Del Caso Koldo a la Gürtel: cuando los salpicados por la corrupción dan lecciones
Escándalos, memoria selectiva y guerra sucia
Si uno enciende la televisión, abre los periódicos o entra en redes sociales, parece que en España ya no existe otro tema que el escándalo de los contratos durante la pandemia. El llamado “Caso Koldo” –donde aparecen implicados el exasesor Koldo García, el exministro José Luis Ábalos y, más recientemente, Santos Cerdán, secretario de organización del PSOE– ha copado titulares, tertulias y telediarios.
El Presidente ha salido a dar explicaciones, a pedir perdón, a mostrar transparencia. Lo ha dicho hasta diez veces: “Lo siento”.
Pero ¿es realmente ese el problema de fondo?
Estamos hablando –por ahora– de presuntos cobros irregulares, de contratos de emergencia y de comisiones durante el caos de la pandemia. Cifras entre 300.000 y 5 millones de euros, que sin duda deben investigarse y, si se confirma delito, castigarse con firmeza. Hasta ahí, todos de acuerdo. Pero…
¿Qué pasa cuando quienes más gritan, son precisamente quienes menos deberían hablar?
El Partido Popular, convertido en juez y fiscal del caso, olvida que en los últimos 20 años ha protagonizado los mayores escándalos judiciales de corrupción de nuestra democracia. Algunos con sentencia firme, otros con pactos, y muchos más con prescripciones sospechosas.
Veamos solo unos ejemplos:
Gürtel: más de 120 imputados. Red de sobornos, cajas B y adjudicaciones amañadas.
Púnica y Lezo: saqueo masivo en comunidades del PP. Millones evaporados.
Caja B: el PP fue condenado como partícipe a título lucrativo.
Tarjetas Black, Bankia, Castor, Brugal, Palma Arena, Noós... la lista es larga.
Y ahora, ¿la derecha pretende vendernos limpieza y regeneración?
Lo que estamos viendo en realidad es una operación política perfectamente orquestada. No se trata de limpiar la política, sino de derrocar al Gobierno por cualquier medio.
La derecha más rancia no tolera un Ejecutivo legítimo que no controle. No admite un Parlamento plural donde ellos no imponen. No asumen la Constitución si no les favorece. Y por eso, saltan sobre cualquier error o escándalo ajeno como un buitre sobre carroña.
Y sí, los medios tienen un papel clave. Muchos de los que hoy rasgan vestiduras han cobrado durante años publicidad institucional de gobiernos autonómicos del PP. La indignación se alquila. Y la verdad se edita según el cliente.

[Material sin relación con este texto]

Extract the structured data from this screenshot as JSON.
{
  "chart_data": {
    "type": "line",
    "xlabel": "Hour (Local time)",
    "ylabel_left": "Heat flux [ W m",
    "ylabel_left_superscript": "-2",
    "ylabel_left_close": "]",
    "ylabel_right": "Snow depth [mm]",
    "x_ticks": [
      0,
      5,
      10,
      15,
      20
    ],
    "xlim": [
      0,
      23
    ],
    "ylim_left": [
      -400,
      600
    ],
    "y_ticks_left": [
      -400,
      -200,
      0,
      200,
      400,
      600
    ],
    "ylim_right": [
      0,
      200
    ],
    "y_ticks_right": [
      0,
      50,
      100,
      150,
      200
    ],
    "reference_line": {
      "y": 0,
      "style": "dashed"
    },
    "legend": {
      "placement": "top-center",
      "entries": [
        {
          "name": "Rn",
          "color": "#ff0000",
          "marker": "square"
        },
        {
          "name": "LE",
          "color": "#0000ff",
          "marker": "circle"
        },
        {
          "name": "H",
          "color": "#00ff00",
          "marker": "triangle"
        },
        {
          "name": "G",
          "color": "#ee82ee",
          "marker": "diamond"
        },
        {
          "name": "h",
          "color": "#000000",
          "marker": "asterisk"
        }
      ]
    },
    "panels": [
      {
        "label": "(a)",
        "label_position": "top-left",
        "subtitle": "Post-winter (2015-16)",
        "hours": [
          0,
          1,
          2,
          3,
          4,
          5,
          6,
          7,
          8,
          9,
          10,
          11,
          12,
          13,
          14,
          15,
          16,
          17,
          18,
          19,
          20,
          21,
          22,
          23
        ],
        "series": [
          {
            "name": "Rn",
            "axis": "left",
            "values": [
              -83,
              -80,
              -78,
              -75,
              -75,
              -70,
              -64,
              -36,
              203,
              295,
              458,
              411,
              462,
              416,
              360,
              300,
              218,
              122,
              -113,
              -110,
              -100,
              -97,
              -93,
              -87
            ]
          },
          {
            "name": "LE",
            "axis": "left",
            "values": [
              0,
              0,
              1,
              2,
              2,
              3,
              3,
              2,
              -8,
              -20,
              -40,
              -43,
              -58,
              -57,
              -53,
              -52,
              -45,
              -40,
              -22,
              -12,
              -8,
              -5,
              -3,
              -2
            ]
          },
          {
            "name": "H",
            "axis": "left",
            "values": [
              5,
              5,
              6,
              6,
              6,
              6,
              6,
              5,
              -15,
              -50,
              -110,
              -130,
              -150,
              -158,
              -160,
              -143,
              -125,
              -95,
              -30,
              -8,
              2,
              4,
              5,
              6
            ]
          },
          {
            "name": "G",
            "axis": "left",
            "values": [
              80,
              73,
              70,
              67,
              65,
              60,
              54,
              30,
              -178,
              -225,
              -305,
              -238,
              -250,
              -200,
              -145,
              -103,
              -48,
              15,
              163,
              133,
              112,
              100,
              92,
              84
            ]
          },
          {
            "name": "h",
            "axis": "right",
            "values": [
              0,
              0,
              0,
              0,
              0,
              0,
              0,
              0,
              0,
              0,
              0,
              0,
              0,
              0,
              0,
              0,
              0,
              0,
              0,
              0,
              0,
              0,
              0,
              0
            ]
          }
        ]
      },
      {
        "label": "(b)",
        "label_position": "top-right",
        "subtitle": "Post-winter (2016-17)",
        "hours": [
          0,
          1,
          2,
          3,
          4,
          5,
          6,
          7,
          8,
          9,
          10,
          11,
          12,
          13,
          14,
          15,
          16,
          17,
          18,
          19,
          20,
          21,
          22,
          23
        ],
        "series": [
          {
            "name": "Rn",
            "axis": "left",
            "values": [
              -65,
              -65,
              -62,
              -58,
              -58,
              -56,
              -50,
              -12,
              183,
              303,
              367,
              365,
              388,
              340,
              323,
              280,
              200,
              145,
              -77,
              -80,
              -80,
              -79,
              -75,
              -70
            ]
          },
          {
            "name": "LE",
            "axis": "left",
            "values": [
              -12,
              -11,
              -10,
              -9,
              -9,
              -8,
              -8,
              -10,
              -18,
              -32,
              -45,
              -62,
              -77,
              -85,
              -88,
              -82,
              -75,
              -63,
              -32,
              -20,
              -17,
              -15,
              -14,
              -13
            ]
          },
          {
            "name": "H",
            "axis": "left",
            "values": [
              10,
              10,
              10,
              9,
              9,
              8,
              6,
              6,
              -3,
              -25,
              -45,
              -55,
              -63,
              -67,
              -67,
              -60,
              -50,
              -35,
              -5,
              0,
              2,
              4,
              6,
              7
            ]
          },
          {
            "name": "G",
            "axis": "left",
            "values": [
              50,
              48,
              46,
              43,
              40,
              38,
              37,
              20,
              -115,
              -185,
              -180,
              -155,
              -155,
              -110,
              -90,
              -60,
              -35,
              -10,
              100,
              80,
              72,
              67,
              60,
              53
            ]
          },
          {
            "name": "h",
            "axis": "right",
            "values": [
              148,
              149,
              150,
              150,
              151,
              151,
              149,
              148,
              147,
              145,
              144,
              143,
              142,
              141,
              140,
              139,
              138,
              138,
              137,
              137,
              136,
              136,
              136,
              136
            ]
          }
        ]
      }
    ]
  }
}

Todo esto ocurre mientras la derecha sigue hablando de “España Suma” y se llena la boca con palabras como “honradez” y “Estado de Derecho”, mientras calla ante casos aún más graves en sus filas.
La conclusión es sencilla:
No aceptamos lecciones de quienes han hecho del saqueo una estrategia.
Esto no va de partidos. Va de tener memoria.
Va de ser decentes.
Va de no permitir que los mismos de siempre nos tomen por tontos.
Por cierto, aclárenme una duda:
¿Quién puede ser ese tal M. Rajoy?
Porque algunos papeles lo mencionaban...
...pero nunca se investigó.

Nota legal
Este artículo expresa una opinión personal basada en hechos contrastados, investigaciones judiciales públicas y sentencias firmes ya emitidas.
Las personas actualmente investigadas están protegidas por el principio de presunción de inocencia hasta que exista una resolución judicial definitiva.
El contenido refleja el ejercicio del derecho a la libertad de expresión y de información recogido en la Constitución Española.